Some distilleries remain closed to tours. That includes industry giant Jim Beam, which is overhauling its visitor experience with plans to reopen in the fall at its flagship distilling operation in Clermont, said company spokesperson Emily Bryson York.

At Maker's Mark, both tour sizes and the number of tours will increase starting in mid-July at its distillery in Loretto, said Rob Samuels, the brand's managing director.

For visitors unable to join a tour, Maker's Mark and other distilleries offer tastings of their products. They can order cocktails or perhaps a meal if the distillery has a restaurant. And they can walk the distillery grounds and shop at the gift shop.

If a larger distillery is booked, visitors often can check out a smaller distillery nearby, Gregory said. Kentucky now boasts distilleries in 32 of its 120 counties, with more than a dozen others recently announced or under construction, he said.
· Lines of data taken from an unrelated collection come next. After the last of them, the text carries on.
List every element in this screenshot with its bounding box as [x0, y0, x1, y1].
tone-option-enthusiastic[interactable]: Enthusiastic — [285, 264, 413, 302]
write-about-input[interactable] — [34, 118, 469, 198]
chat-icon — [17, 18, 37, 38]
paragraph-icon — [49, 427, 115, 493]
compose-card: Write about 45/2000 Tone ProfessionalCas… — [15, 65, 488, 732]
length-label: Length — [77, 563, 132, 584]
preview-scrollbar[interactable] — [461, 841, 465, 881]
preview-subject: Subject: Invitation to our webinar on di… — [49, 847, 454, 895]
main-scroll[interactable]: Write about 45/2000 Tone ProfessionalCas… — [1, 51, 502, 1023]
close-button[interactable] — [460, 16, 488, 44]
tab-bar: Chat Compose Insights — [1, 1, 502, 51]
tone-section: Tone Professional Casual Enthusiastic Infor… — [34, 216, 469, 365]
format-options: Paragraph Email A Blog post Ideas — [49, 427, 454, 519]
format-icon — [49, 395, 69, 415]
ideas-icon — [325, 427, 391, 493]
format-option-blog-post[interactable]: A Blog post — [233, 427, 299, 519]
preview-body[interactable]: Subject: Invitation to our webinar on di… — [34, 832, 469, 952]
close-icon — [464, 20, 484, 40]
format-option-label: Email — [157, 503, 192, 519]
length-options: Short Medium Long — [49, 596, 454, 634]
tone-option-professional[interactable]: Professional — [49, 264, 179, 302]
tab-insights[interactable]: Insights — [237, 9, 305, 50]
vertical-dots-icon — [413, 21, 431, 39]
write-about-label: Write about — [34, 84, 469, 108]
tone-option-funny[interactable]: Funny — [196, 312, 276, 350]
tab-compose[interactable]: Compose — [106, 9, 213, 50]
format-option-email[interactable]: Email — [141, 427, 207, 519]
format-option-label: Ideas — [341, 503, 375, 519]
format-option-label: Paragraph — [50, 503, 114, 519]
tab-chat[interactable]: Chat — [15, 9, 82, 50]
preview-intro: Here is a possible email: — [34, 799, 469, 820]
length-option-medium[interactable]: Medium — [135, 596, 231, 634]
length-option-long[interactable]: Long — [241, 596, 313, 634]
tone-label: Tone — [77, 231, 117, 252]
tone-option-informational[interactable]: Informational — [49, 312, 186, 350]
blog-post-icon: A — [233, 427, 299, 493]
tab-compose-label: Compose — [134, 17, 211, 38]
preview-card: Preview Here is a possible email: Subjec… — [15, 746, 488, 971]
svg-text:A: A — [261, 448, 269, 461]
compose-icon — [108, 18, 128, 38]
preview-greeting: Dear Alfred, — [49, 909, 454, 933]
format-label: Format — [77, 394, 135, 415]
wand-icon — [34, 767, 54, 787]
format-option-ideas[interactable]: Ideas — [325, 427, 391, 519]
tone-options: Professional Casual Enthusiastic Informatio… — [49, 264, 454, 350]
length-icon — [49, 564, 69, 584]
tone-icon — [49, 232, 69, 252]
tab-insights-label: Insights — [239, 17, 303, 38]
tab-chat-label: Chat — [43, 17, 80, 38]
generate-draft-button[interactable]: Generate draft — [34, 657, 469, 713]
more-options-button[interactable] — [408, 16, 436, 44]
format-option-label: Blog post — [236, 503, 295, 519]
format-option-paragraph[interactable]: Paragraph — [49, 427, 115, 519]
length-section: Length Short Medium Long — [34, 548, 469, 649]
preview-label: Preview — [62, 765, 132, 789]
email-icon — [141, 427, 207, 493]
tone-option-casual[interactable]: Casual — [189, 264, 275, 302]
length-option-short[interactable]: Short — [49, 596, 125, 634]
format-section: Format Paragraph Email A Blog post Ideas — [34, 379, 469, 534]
Like his predecessors, Gov. Andy Beshear has become a fixture at events toasting the bourbon industry's growth. At Monday's opening of the Heaven Hill Bourbon Experience, Beshear said the visitor center gives people “one more great reason to visit Kentucky and experience the Kentucky Bourbon Trail.”

The new tourist center is three times larger than Heaven Hill's previous Bardstown visitors' center and is part of a $125 million investment by Heaven Hill that includes new barrel warehousing, bottling line and equipment upgrades.

Heaven Hill Brands President Max L. Shapira summed up the industry's relief in seeing tourists return.

“We are extremely pleased to be welcoming fans and visitors back to bourbon country to see, taste and learn about America’s Native Spirit in a new way,” he said.